Gervens: Trotz der hohen Leistungsquoten gibt es dieses Vorurteil. Unsere Leitungsquote liegt laut dem aktuellen Morgen & Morgen-Rating bei ausgezeichneten 82,46 Prozent. Auch das ist eine stabile Leistungsquote, die wir über die Jahre hinweg so halten. Und rund 40 Prozent reagieren nicht mehr, wenn ärztliche Unterlagen angefordert und Rückfragen gestellt werden. Der andere Fall ist einfach, warum es manchmal dann auch nicht zur Leistung kommt, dass kein ärztlich festgestellter BU-Grad von 50 Prozent vorgewiesen ist. 

Was sind aus Ihrer Sicht wichtige Anpassungsoptionen? Was sind denn absolute Must-haves? 

von Rotberg: Bei Swiss Life ist die BU Protect ein echtes Highlight. Damit erhält  man 70 Prozent seines Versicherungsschutzes für 5 Euro über einen gewissen Zeitraum aufrecht, wie zum Beispiel bei Kurzarbeit, Arbeitslosigkeit, Weiterbildung, Elternzeit oder einem Sabbatical. Das ist ein Punkt, mit dem wir einen Nerv treffen und die Menschen auch wirklich mitnehmen können. 

Gervens: Das Produkt sollte ein Lebensbegleiter sein und das ist mit das Wichtigste. Dafür sind umfangreiche Nachversicherungsgarantien auf jeden Fall eines der wichtigsten Themen. Dinge wie die Berufswechselprüfung, denn die Erwerbsbiografie verläuft längst nicht mehr gradlinig. Man beginnt heute in einem Beruf, schult vielleicht noch mal um, nimmt andere berufliche Tätigkeiten auf. Da ist es wichtig, die Flexibilität zu haben und dann auch den günstigeren Beitrag zu bekommen. Wichtig ist aber auch, bei Zahlungsschwierigkeiten den Schutz aufrechtzuerhalten. Oder Anpassungsmöglichkeiten zu haben, wenn sich zum Beispiel die Regelaltersgrenze erhöhen sollte. Denn wir wissen heute nicht, ob wir nicht länger als bis 67 arbeiten müssen und das Produkt weiterhin noch Schutz bietet? Und auch Leistungen wie Wiedereingliederungshilfe, Umorganisationshilfe, Reha, also Sofortleistungen, die mich auch unterstützen, um wieder in meinen Beruf zu kommen, wären wichtige Bestandteile eines guten AKS-Schutzes.
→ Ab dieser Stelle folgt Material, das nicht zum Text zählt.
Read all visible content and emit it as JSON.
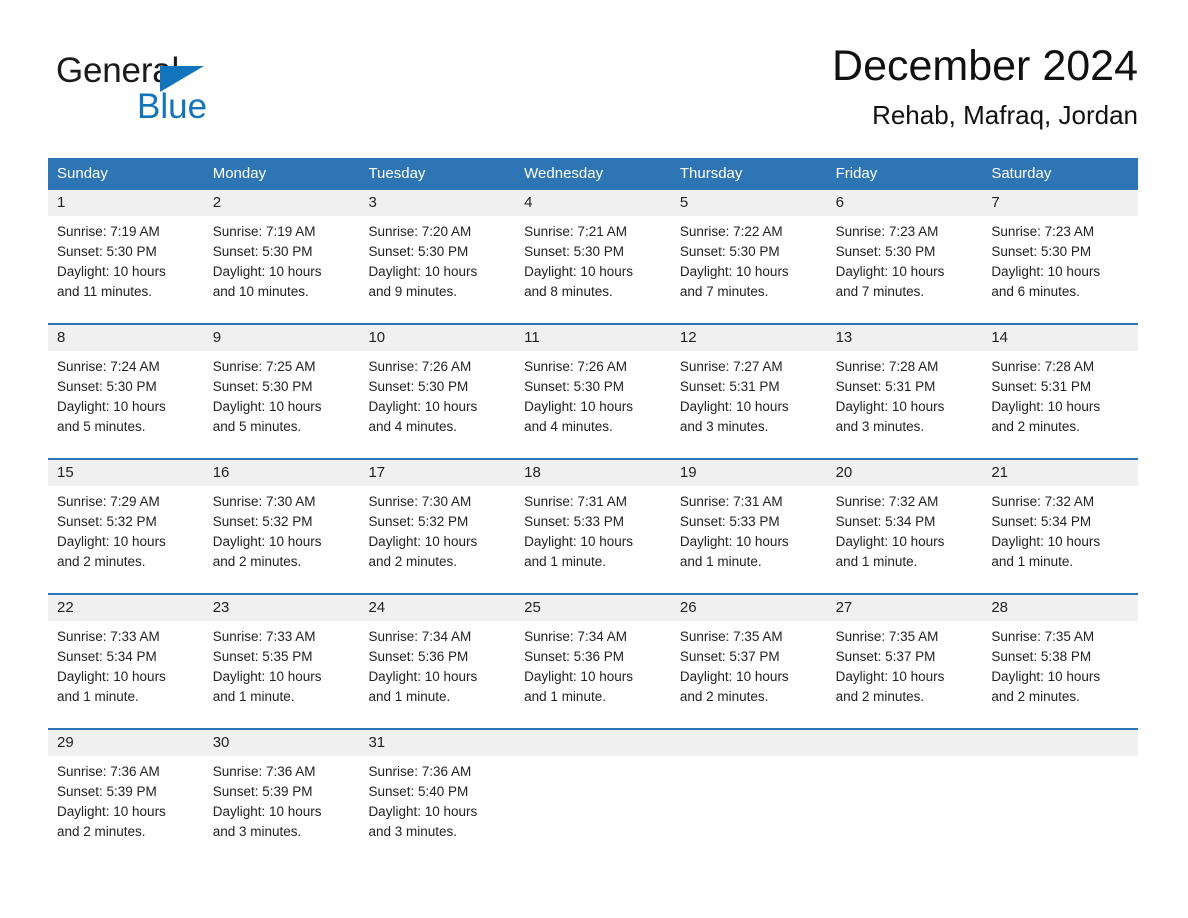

Lehmann: Nehmen wir die Generation Z. Die wollen vielleicht ein Jahr ins Ausland. Da spielen Optionen in der Berufsunfähigkeitsversicherung wie beitragsfrei stellen oder stunden eine Rolle. Diese Flexibilität tatsächlich zu haben, auf die Generation in dem Fall angepasst, ist wichtig für die Zielgruppe. Ganz wichtig ist zudem die Anpassung der Regelaltersgrenze: Da trennt sich die Spreu vom Weizen bei den Premiumanbietern am Markt. Swiss Life, Volkwohl Bund, Sie haben beide die Anpassung der Regelaltersgrenze, wenn sie gesetzlich angepasst wird, eingeschlossen. Andere Premiumanbieter fliegen genau dort raus.
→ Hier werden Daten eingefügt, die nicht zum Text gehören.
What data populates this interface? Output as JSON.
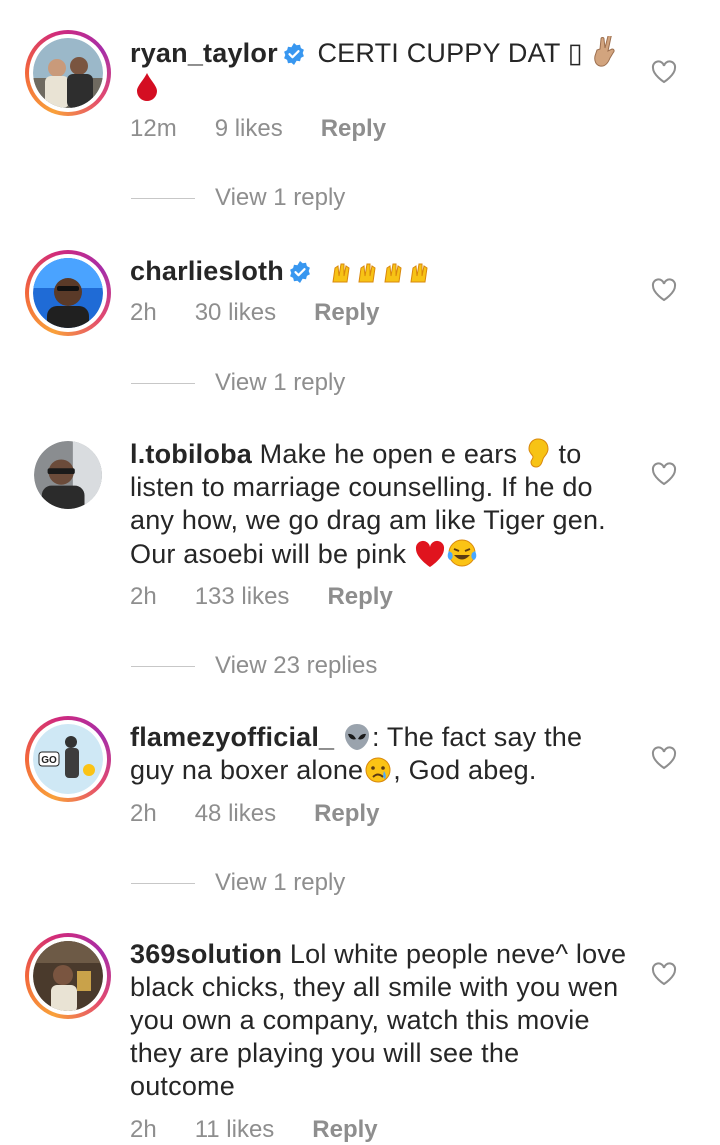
{
  "comments": [
    {
      "username": "ryan_taylor",
      "text": " CERTI CUPPY DAT ",
      "missing_glyph": "▯",
      "time": "12m",
      "likes": "9 likes",
      "reply": "Reply",
      "view_replies": "View 1 reply"
    },
    {
      "username": "charliesloth",
      "text": "",
      "time": "2h",
      "likes": "30 likes",
      "reply": "Reply",
      "view_replies": "View 1 reply"
    },
    {
      "username": "l.tobiloba",
      "text_1": " Make he open e ears ",
      "text_2": " to listen to marriage counselling. If he do any how, we go drag am like Tiger gen. Our asoebi will be pink ",
      "time": "2h",
      "likes": "133 likes",
      "reply": "Reply",
      "view_replies": "View 23 replies"
    },
    {
      "username": "flamezyofficial_",
      "text_1": ": The fact say the guy na boxer alone",
      "text_2": ", God abeg.",
      "time": "2h",
      "likes": "48 likes",
      "reply": "Reply",
      "view_replies": "View 1 reply"
    },
    {
      "username": "369solution",
      "text": " Lol white people neve^ love black chicks, they all smile with you wen you own a company, watch this movie they are playing you will see the outcome",
      "time": "2h",
      "likes": "11 likes",
      "reply": "Reply"
    }
  ],
  "icons": {
    "verified": "verified-badge-icon",
    "like": "heart-outline-icon",
    "avatar_text_4": "GO"
  },
  "colors": {
    "text": "#262626",
    "secondary": "#8e8e8e",
    "verified": "#3897f0",
    "divider": "#c7c7c7"
  }
}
Markus Freiherr von Rotberg: „Die Herausforderung für den Berater ist es, das Bewusstsein zu schaffen.“

Warum?

Lehmann: Wenn ich drei, vier andere Anbieter habe, die ein ähnliches Preis-Leistungs-Verhältnis haben und genau dieser Punkt nicht erfüllt ist, dann selektiere ich die aus. Gerade bei den jungen Kunden wir die aktuelle Renteneintrittsaltersgrenze nicht bei 67 bleiben. Die Wahrscheinlichkeit, dass man im Alter berufsunfähig wird, ist deutlich höher. Gerade ab 65 Jahren? Bei Endalter über 65 Jahren hatten wir 2021 einen Anteil von 61 Prozent. Und es ist Wahnsinn, dass immer noch Verträge aktiv vermittelt werden, die unter 65 absichern und im schlimmsten Fall ohne Anpassungsoption. 

Es gibt Kunden, die durchaus die Regelaltersgrenze niedriger ansetzen, um die Beiträge zu senken. 

Lehmann: Ich sage jedem Kunden, dass wir hier ein existenzielles Risiko absichern. Und frage ihn, wieso er sich jetzt weitere Risiken ins Boot holen möchte. Und zwar das Risiko, dass ab 62 Jahren ohne Absicherung dazustehen und die Beiträge umsonst gezahlt zu haben. Genau das ist der springende Punkt. Wenn wir eine BU-Absicherung machen, schauen wir nicht auf fünf Euro Beitrag. Dann sparen wir uns lieber die Handy-Versicherung.

Aber das ist manchmal von der Wertigkeit her wichtiger als eine BU-Absicherung. 

Lehmann: Leider. Da sind wir wieder beim Thema Bewusstsein. Viele sichern ihr Auto Vollkasko ab, haben aber keine BU oder Grundfähigkeit.

Wie wichtig ist die Beitragsstabilität gerade beim Thema BU?

Gervens: Die Beitragsstabilität ist ein sehr wichtiges Thema, und sollte beachtet werden. In vorhandenen Ratings dazu werden unter anderem Kriterien wie Unternehmenskennzahlen und das Angebot von Aktionen mit vereinfachter Gesundheitsprüfung untersucht. Wir wurden damit ausgezeichnet, dass wir stabile BU-Prämien bieten und noch nie eine Anpassung der BU-Prämien vorgenommen haben. Das ist uns wichtig und vielleicht auch entscheidend für viele Kunden. Sie müssen sich Jahrzehnte auf uns verlassen können.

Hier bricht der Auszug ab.